The Austin Area Minority Business Project is seeking immigrant, refugee and minority entrepreneurs who want help starting, sustaining or growing businesses.

The project, which has about 15 clients so far, is a collaboration of the Latino Economic Development Center, Immigration Law Center of Minnesota, Hispanic Advocacy and Community Empowerment through Research, Development Corporation of Austin and Ballard Spahr's pro bono legal team.

The project started in September 2016 with a $165,000 grant from the Legal Services Advisory Committee of Minnesota; Bank of America donated the cash to be used for legal services related to economic development. The project got a second grant, for $200,000, funding its activities through June 2019.

Maylary Apolo said she and her husband, Mordecai, relied heavily on the project to start a small Asian grocery store in Austin. Apolo, who got her teacher's certificate while living in a refugee camp in Thailand, is fluent in English, Burmese and Karen and has worked as a professional interpreter and led a youth program at Nobles County Integration Collaborative before joining the Immigration Law Center as a legal assistant.

Even so, the complexity of starting a business in the U.S. has proved daunting. She credited Mark Thein, a consultant with the Small Business Development Center in Rochester, with educating her and her husband about sales taxes, business licenses and accounting, and the attorneys at Ballard Spahr with helping them with the complexities of acquiring their store last July.

"We have no background with business. This program is really helpful," Apolo said. "It helped us start a new life in the U.S."

Mordecai Apolo lost one leg and mangled the other when he stepped on a land mine as he fled Burma for the refugee camps in Thailand. His prosthesis hurts him if he stands for long periods, his wife said.

"We thought if we have a store, he could do that," Maylary Apolo said. "It's doing well."

Maylary and Mordecai Apolo and their five children all have become U.S. citizens with the help of the Immigration Law Center, said Sara Karki, a staff attorney. She said when refugees and immigrants become citizens they're more willing to start businesses and engage with the community.

Ronissia Gondao had studied accounting for three years in college in the Central African Republic when she learned that she'd won a lottery for a diversity visa. She quit school, left her family and moved to Austin in 2011.

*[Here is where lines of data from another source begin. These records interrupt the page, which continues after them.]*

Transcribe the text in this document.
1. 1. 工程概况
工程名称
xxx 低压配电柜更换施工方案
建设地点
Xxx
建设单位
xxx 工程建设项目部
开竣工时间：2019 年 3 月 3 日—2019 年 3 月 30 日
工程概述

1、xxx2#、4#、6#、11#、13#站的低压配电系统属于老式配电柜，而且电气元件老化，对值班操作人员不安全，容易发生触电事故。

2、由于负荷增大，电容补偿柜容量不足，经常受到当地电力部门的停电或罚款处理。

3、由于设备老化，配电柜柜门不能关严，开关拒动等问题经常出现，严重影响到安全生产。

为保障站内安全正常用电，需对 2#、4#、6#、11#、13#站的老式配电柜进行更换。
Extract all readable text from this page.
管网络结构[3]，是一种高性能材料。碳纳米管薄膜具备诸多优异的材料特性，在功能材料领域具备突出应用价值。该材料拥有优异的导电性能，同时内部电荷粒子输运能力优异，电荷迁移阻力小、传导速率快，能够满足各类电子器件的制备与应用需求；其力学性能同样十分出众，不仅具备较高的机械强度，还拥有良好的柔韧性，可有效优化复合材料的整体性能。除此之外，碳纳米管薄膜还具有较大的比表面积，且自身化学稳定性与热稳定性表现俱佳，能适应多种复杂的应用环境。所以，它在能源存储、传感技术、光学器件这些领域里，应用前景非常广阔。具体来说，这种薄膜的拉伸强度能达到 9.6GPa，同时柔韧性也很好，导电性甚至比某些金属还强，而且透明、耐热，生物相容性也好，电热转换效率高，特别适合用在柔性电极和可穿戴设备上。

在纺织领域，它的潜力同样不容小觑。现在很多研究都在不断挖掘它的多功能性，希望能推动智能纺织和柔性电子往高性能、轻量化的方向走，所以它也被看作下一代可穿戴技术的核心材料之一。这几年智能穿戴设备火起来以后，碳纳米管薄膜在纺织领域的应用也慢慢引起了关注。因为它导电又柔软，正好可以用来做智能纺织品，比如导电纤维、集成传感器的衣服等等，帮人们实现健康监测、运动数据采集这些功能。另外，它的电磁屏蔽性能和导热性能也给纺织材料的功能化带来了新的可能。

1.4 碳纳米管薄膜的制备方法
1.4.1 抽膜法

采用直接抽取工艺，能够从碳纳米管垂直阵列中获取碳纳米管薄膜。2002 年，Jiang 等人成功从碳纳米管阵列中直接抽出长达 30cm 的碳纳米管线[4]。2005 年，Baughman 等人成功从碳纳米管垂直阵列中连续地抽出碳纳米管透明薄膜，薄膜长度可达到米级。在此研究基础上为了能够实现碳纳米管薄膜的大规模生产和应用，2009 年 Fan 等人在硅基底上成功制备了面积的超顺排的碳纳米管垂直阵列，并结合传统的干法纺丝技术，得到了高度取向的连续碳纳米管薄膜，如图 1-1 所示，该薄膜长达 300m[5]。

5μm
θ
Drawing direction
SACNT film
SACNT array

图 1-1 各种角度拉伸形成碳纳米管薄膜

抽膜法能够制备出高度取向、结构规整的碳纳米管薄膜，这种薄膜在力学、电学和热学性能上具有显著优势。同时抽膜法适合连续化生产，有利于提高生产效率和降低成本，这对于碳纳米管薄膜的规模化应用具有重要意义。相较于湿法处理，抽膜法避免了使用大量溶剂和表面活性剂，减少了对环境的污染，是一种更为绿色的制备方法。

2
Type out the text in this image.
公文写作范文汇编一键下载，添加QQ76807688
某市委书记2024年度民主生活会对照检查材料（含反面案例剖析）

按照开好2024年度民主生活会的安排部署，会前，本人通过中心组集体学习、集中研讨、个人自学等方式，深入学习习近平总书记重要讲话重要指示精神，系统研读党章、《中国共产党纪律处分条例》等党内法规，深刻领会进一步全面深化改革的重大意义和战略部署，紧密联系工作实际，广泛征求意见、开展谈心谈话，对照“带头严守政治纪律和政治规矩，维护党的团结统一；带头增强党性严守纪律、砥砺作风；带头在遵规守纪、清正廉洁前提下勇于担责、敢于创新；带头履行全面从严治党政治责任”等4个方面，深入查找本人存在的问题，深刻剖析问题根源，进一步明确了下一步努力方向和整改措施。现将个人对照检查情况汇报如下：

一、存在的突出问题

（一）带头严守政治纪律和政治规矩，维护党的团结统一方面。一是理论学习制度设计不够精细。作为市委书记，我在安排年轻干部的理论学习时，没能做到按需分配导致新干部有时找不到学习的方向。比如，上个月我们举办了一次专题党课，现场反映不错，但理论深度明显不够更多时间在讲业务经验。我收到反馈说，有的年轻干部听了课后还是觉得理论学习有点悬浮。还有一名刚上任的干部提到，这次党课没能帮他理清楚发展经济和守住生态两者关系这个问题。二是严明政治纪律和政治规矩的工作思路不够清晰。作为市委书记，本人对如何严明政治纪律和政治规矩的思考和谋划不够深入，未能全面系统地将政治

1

Gondao said she's visited a handful of other states since then, but she liked Austin so much that she kept coming back to Minnesota. After working at Quality Pork Processors, Gondao decided to start cutting hair, which is something she had done in Africa to earn money. She rents a chair in Miriam's Hair Salon but plans to open her own shop soon with the help of the Minority Business Project.

Like Gondao, Herve Idjidina won a diversity visa in his native Benin, a small country in West Africa wedged between Nigeria, Togo, Burkina Fasso and Niger. Idjidina has tapped the Minority Business Project for help planning a child care business that would cater to second- and third-shift workers in Austin — and possibly the rest of the United States.

"There are a lot of big businesses here. Second- and third-shift workers have no child care," Idjidina said. "We want people to be able to go to work and contribute to the development of the economy."